U.S. Environmental Protection Agency  [Contents][Next][Previous][Region 3 Home][EPA Home]

Region 3 News Release
News Release
  • For Immediate Release: April 29, 2004
  • Environmental Cleanup Activities at Rutgers Site Will Continue
    David Sternberg, (215) 814-5548

    PHILADELPHIA - The United States Environmental Protection Agency announced today that the recent closure of the Rutgers Organics Corporation fine chemical operations in State College will not affect the environmental cleanup at the Centre County Kepone Superfund site. The site is located at Struble Road and State Highway 26, about 2.3 miles northwest of State College, Pa.

    “The soil and groundwater cleanup systems are continuing to operate and studies are being planned to address an area of the site which was used for spray irrigation in the 1960s,” said EPA remedial project manager, Frank Klanchar.

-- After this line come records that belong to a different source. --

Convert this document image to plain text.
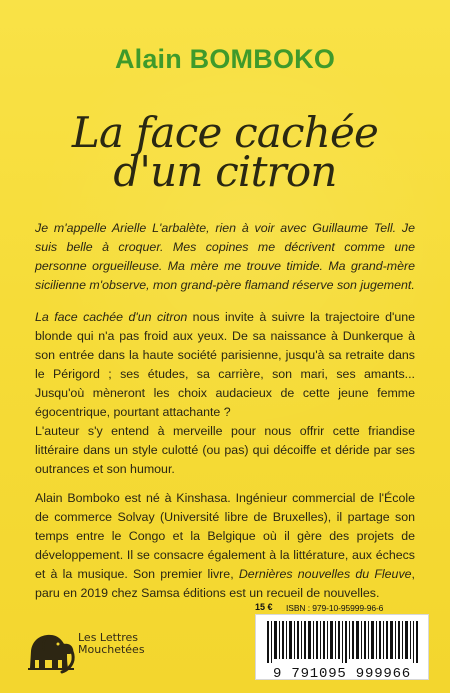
Alain BOMBOKO
La face cachée
d'un citron

Je m'appelle Arielle L'arbalète, rien à voir avec Guillaume Tell. Je suis belle à croquer. Mes copines me décrivent comme une personne orgueilleuse. Ma mère me trouve timide. Ma grand-mère sicilienne m'observe, mon grand-père flamand réserve son jugement.

La face cachée d'un citron nous invite à suivre la trajectoire d'une blonde qui n'a pas froid aux yeux. De sa naissance à Dunkerque à son entrée dans la haute société parisienne, jusqu'à sa retraite dans le Périgord ; ses études, sa carrière, son mari, ses amants... Jusqu'où mèneront les choix audacieux de cette jeune femme égocentrique, pourtant attachante ?

L'auteur s'y entend à merveille pour nous offrir cette friandise littéraire dans un style culotté (ou pas) qui décoiffe et déride par ses outrances et son humour.

Alain Bomboko est né à Kinshasa. Ingénieur commercial de l'École de commerce Solvay (Université libre de Bruxelles), il partage son temps entre le Congo et la Belgique où il gère des projets de développement. Il se consacre également à la littérature, aux échecs et à la musique. Son premier livre, Dernières nouvelles du Fleuve, paru en 2019 chez Samsa éditions est un recueil de nouvelles.

Les Lettres
Mouchetées
15 € ISBN : 979-10-95999-96-6
9 791095 999966
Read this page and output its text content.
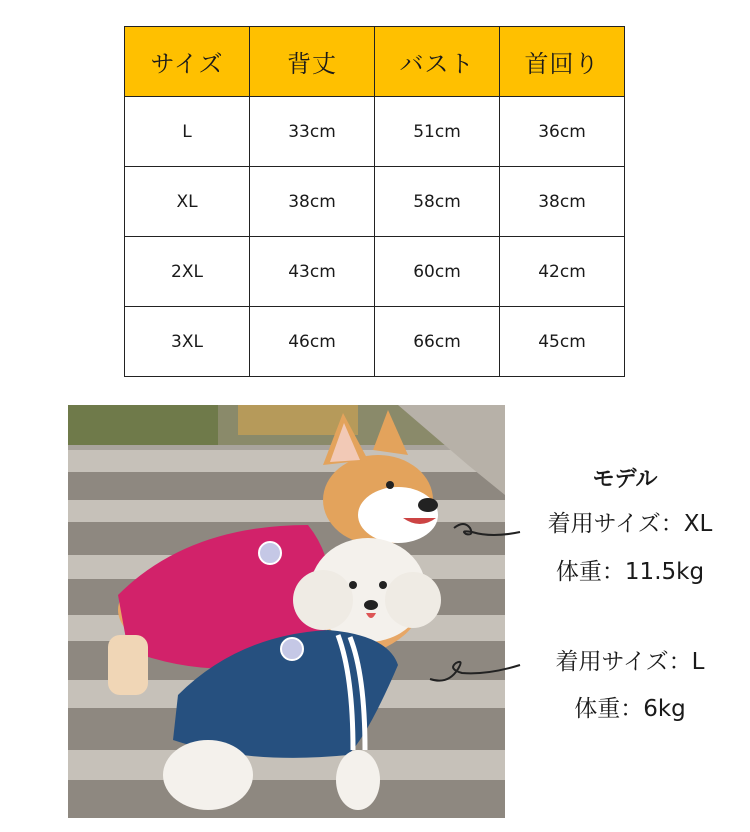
サイズ	背丈	バスト	首回り
L	33cm	51cm	36cm
XL	38cm	58cm	38cm
2XL	43cm	60cm	42cm
3XL	46cm	66cm	45cm
モデル
着用サイズ：XL
体重：11.5kg
着用サイズ：L
体重：6kg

    Klanchar also noted that USEPA is conducting a five-year review of the site this year. The purpose of the five-year review is to assess the protectiveness of the cleanup. The review was triggered by the five-year anniversary of the first phase of the cleanup in 1999, which included groundwater extraction and treatment systems, surface water drainage and containment systems, and a soil vapor extraction system.

    While Rutgers’ fine chemical production has been moved to its Georgia facility, pilot production projects, research and development, and the company’s headquarters will remain in State College.

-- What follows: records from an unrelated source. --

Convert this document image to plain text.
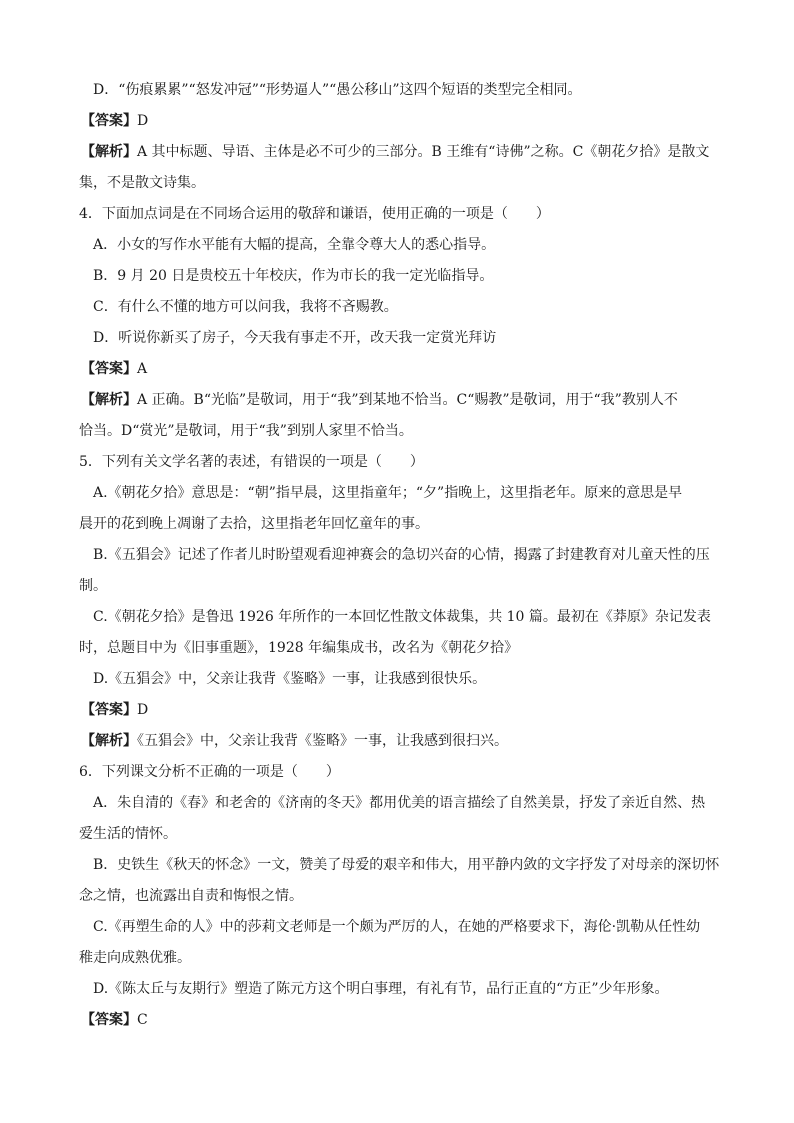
D．“伤痕累累”“怒发冲冠”“形势逼人”“愚公移山”这四个短语的类型完全相同。

【答案】D

【解析】A 其中标题、导语、主体是必不可少的三部分。B 王维有“诗佛”之称。C《朝花夕拾》是散文

集，不是散文诗集。

4．下面加点词是在不同场合运用的敬辞和谦语，使用正确的一项是（　　）

A．小女的写作水平能有大幅的提高，全靠令尊大人的悉心指导。

B．9 月 20 日是贵校五十年校庆，作为市长的我一定光临指导。

C．有什么不懂的地方可以问我，我将不吝赐教。

D．听说你新买了房子，今天我有事走不开，改天我一定赏光拜访

【答案】A

【解析】A 正确。B“光临”是敬词，用于“我”到某地不恰当。C“赐教”是敬词，用于“我”教别人不

恰当。D“赏光”是敬词，用于“我”到别人家里不恰当。

5．下列有关文学名著的表述，有错误的一项是（　　）

A.《朝花夕拾》意思是：“朝”指早晨，这里指童年；“夕”指晚上，这里指老年。原来的意思是早

晨开的花到晚上凋谢了去拾，这里指老年回忆童年的事。

B.《五猖会》记述了作者儿时盼望观看迎神赛会的急切兴奋的心情，揭露了封建教育对儿童天性的压

制。

C.《朝花夕拾》是鲁迅 1926 年所作的一本回忆性散文体裁集，共 10 篇。最初在《莽原》杂记发表

时，总题目中为《旧事重题》，1928 年编集成书，改名为《朝花夕拾》

D.《五猖会》中，父亲让我背《鉴略》一事，让我感到很快乐。

【答案】D

【解析】《五猖会》中，父亲让我背《鉴略》一事，让我感到很扫兴。

6．下列课文分析不正确的一项是（　　）

A．朱自清的《春》和老舍的《济南的冬天》都用优美的语言描绘了自然美景，抒发了亲近自然、热

爱生活的情怀。

B．史铁生《秋天的怀念》一文，赞美了母爱的艰辛和伟大，用平静内敛的文字抒发了对母亲的深切怀

念之情，也流露出自责和悔恨之情。

C.《再塑生命的人》中的莎莉文老师是一个颇为严厉的人，在她的严格要求下，海伦·凯勒从任性幼

稚走向成熟优雅。

D.《陈太丘与友期行》塑造了陈元方这个明白事理，有礼有节，品行正直的“方正”少年形象。

【答案】C
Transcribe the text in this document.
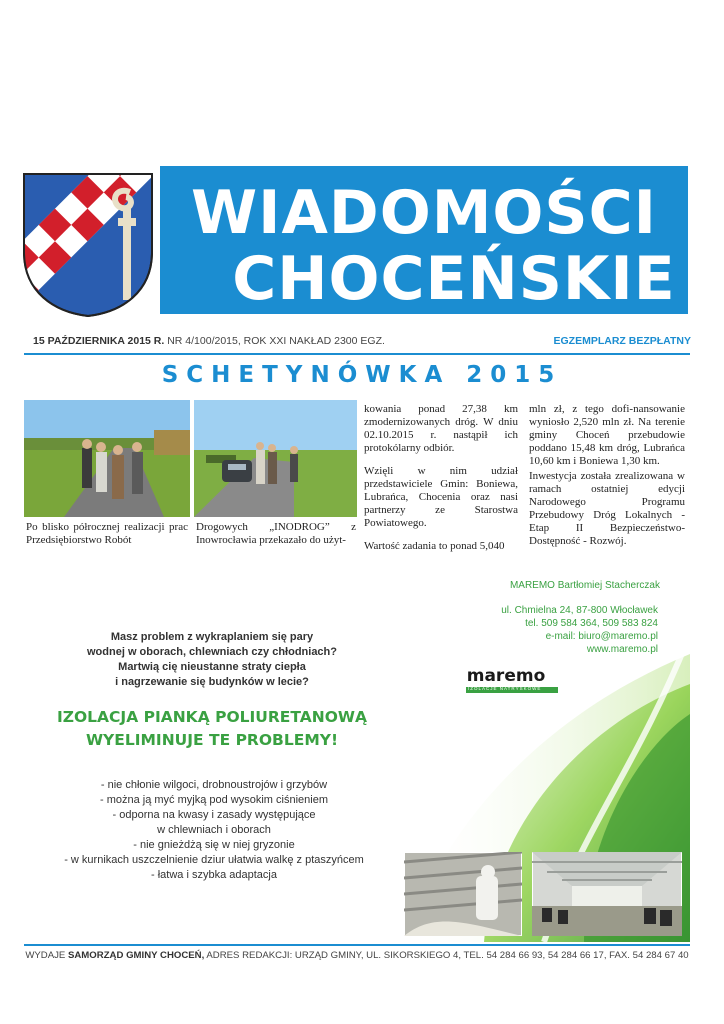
WIADOMOŚCI
CHOCEŃSKIE
15 PAŹDZIERNIKA 2015 R. NR 4/100/2015, ROK XXI NAKŁAD 2300 EGZ.	EGZEMPLARZ BEZPŁATNY
SCHETYNÓWKA 2015

Po blisko półrocznej realizacji prac Przedsiębiorstwo Robót

Drogowych „INODROG” z Inowrocławia przekazało do użyt-

kowania ponad 27,38 km zmodernizowanych dróg. W dniu 02.10.2015 r. nastąpił ich protokólarny odbiór.

Wzięli w nim udział przedstawiciele Gmin: Boniewa, Lubrańca, Chocenia oraz nasi partnerzy ze Starostwa Powiatowego.

Wartość zadania to ponad 5,040

mln zł, z tego dofi-nansowanie wyniosło 2,520 mln zł. Na terenie gminy Choceń przebudowie poddano 15,48 km dróg, Lubrańca 10,60 km i Boniewa 1,30 km.

Inwestycja została zrealizowana w ramach ostatniej edycji Narodowego Programu Przebudowy Dróg Lokalnych -Etap II Bezpieczeństwo-Dostępność - Rozwój.

MAREMO Bartłomiej Stacherczak
ul. Chmielna 24, 87-800 Włocławek
tel. 509 584 364, 509 583 824
e-mail: biuro@maremo.pl
www.maremo.pl
maremo
IZOLACJE NATRYSKOWE
Masz problem z wykraplaniem się pary
wodnej w oborach, chlewniach czy chłodniach?
Martwią cię nieustanne straty ciepła
i nagrzewanie się budynków w lecie?
IZOLACJA PIANKĄ POLIURETANOWĄ
WYELIMINUJE TE PROBLEMY!
- nie chłonie wilgoci, drobnoustrojów i grzybów
- można ją myć myjką pod wysokim ciśnieniem
- odporna na kwasy i zasady występujące
w chlewniach i oborach
- nie gnieżdżą się w niej gryzonie
- w kurnikach uszczelnienie dziur ułatwia walkę z ptaszyńcem
- łatwa i szybka adaptacja
WYDAJE SAMORZĄD GMINY CHOCEŃ, ADRES REDAKCJI: URZĄD GMINY, UL. SIKORSKIEGO 4, TEL. 54 284 66 93, 54 284 66 17, FAX. 54 284 67 40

    Since 1958, Rutgers or its corporate predecessors, owned and operated pesticide and chemical manufacturing facilities at the 32-acre site. In the 1980s various volatile organic compounds and pesticides were detected in soil, sediments, surface water, and groundwater as the result of past manufacturing activities at the site. In 1983, and the site was added to the Superfund National Priorities list. Under the Superfund law, the landowners, waste generators and waste transporters who are responsible for the contamination of a Superfund site must either clean up the site or reimburse the government or other parties for their cleanup activities.